The Stellar foundation’s venture capital arm, the Enterprise Fund, has invested over $55 million across a dozen or so crypto and payments startups. The Foundation has also partnered with organizations like the UN Refugee Agency and P2P payments company MoneyGram on various initiatives.
McCaleb, 48, was among the first software engineers to build a cryptocurrency business. In 2010, he started Mt. Gox, which became the first major Bitcoin exchange. He sold Mt. Gox in 2011, before it was hacked.

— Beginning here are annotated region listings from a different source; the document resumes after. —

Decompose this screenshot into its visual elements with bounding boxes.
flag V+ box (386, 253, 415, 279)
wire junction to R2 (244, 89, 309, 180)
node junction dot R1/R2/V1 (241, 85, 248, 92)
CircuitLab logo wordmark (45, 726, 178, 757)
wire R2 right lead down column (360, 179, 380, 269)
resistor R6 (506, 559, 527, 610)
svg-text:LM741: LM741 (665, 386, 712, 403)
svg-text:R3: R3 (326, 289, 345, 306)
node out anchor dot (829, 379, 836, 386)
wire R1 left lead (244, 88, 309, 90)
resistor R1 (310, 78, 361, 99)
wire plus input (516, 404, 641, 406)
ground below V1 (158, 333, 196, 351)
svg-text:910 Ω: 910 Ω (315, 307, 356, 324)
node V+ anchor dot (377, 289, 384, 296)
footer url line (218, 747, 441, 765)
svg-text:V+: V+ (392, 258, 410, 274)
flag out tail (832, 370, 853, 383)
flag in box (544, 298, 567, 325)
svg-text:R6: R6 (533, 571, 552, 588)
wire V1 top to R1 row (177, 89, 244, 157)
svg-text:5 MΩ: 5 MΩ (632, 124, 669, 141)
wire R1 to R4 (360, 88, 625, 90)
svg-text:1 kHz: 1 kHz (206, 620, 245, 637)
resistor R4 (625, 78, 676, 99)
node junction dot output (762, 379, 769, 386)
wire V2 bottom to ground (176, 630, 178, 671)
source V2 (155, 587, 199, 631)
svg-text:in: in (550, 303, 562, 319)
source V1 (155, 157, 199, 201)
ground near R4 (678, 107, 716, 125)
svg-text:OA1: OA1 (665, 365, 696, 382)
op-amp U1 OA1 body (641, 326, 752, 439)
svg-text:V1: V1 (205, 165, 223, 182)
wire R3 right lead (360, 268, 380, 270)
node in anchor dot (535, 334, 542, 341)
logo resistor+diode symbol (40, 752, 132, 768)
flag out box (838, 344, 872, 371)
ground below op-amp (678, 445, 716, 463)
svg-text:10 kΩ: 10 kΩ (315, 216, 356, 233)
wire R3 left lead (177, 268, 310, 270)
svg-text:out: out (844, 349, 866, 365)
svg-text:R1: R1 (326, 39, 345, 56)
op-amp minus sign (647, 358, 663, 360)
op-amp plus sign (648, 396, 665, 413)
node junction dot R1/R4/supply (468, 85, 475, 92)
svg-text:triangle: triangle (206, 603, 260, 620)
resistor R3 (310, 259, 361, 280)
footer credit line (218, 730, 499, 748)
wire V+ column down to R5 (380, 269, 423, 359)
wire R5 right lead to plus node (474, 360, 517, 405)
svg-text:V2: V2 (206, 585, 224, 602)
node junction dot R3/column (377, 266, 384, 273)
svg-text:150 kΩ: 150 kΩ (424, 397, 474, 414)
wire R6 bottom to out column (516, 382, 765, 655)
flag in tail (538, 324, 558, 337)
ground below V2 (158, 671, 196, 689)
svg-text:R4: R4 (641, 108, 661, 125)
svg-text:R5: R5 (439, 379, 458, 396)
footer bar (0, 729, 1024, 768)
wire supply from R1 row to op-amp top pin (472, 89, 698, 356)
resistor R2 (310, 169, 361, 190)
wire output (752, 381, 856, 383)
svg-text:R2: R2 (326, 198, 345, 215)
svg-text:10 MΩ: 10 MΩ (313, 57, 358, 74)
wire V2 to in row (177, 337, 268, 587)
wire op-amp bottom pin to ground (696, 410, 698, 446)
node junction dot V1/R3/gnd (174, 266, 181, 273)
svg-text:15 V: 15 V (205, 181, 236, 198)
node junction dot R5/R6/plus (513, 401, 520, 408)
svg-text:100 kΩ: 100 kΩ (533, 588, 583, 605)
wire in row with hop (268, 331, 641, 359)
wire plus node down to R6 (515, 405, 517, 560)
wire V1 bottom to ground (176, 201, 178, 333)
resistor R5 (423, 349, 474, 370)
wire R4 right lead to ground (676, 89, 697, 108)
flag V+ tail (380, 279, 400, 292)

In 2011, McCaleb began developing the source code of a token called XRP, which joined forces with the payments startup Ripple in 2012. Within a year, McCaleb left Ripple over reported disagreements with fellow founders. He signed a separation agreement, which limited the amount of XRP he could sell at once.
McCaleb, whom Forbes estimate is worth $2.4 billion, is one of the few crypto moguls who has retained his fortune amid the recent crypto crash. That’s because McCaleb sold much of his crypto at the peak of market froth.
McCaleb unwound around $2.5 billion worth of XRP tokens (pre tax) between December 2020 and July 2022. Today, XRP trades around $0.40 per coin, down around 50% from earlier this year, when McCaleb was dumping millions of dollars’ worth of tokens each week.